19. Hewlett Packard Enterprise Company (NYSE:HPE)
Short Float: 6.60%
Insider Transaction: -9.80%
Based in Texas, Hewlett Packard Enterprise Company (NYSE:HPE) offers edge-to-cloud solutions, including servers, storage, networking, and IT services. Dell Technologies and Cisco pose tough competition for the company. However, by emphasizing hybrid cloud infrastructure and AI-driven analytics, the company stands apart. Its GreenLake cloud platform has a unique ownership structure whereby users can purchase, subscribe, or pay-per-use for the solution, thus enabling predictable revenue streams for the company. The company has also integrated Aruba Networks and advanced intelligent edge computing to capture value in distributed enterprise environments.
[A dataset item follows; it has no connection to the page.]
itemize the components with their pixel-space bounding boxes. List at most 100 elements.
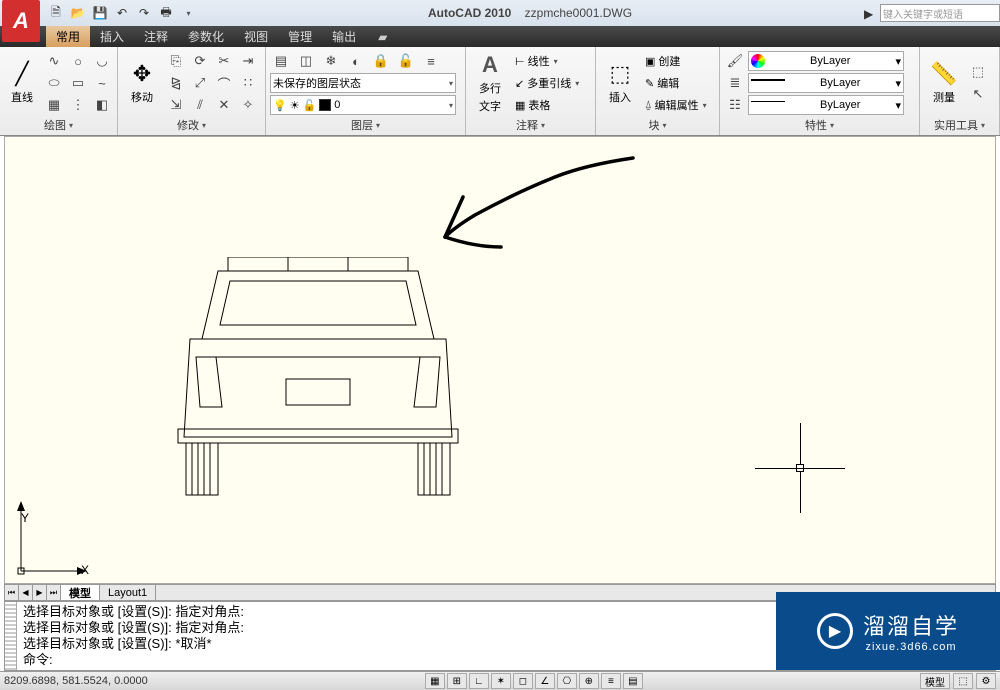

Hewlett Packard Enterprise Company (NYSE:HPE) was supposed to have acquired Juniper Networks. Still, the legal challenges from the Department of Justice are delaying the process and even questioning its completion. As a result, the synergies from the deal, which initially attracted market interest, could be lost. Additionally, as part of its cost-cutting measures, the company plans to terminate approximately 2500 positions in the 12 to 18 months. Further adding to the negative outlook is the anticipation of tariff impacts on the server business and the company’s overall profitability. HPE is one of the stocks that insiders and short sellers are dumping.
Hewlett Packard Enterprise Company (NYSE:HPE)’s short float of 6.60% reflects traders’ growing concerns regarding the company’s performance. Insider selling stands at 9.80%. The decline represents a lack of confidence from company executives. As institutional and internal players step back, a strong signal of potential downside risks emerges.
18. Tractor Supply Company (NASDAQ:TSCO)
Short Float: 6.61%
Insider Transaction: -7.73%
Headquartered in Tennessee, Tractor Supply Company (NASDAQ:TSCO) is the largest U.S. retailer of rural lifestyle products. The company primarily caters to recreational farmers and ranchers. Its extensive assortment includes agricultural supplies, pet care, hardware, and outdoor gear. Tractor Supply Company (NASDAQ:TSCO) leverages private brands, loyalty programs, and rural market penetration to overcome the competition in the market. The company’s “Life Out Here” branding strategy and increasing number of stores ensure a sustained competitive advantage in the rural lifestyle retail market.
The new tariffs are hurting the company’s prices. In the first quarter report of 2025, Tractor Supply Company (NASDAQ:TSCO) claimed that the increased costs due to tariffs are affecting the manufacturing partners and the company. With TSCO already experiencing a slowdown in its comparable store sales growth, the macroeconomic headwinds expected for 2025, such as reduced consumer spending owing to rising prices on goods, could cause further decline, resulting in a loss of profit. The lawsuit against the company by the Equal Employment Opportunity Commission (EEOC) for disability discrimination and retaliation, and the subsequent agreement to pay $75000, put the company in a bad spot among investors, which makes it one of the stocks insiders and short sellers are dumping.
Short sellers are showing significant interest in Tractor Supply Company (NASDAQ:TSCO), with 6.61% of its float under pressure. Insiders have reduced their exposure by 7.73%, revealing a decline in confidence in the firm’s potential in the upcoming year. This confluence of external and internal skepticism is a warning flag for potential investors.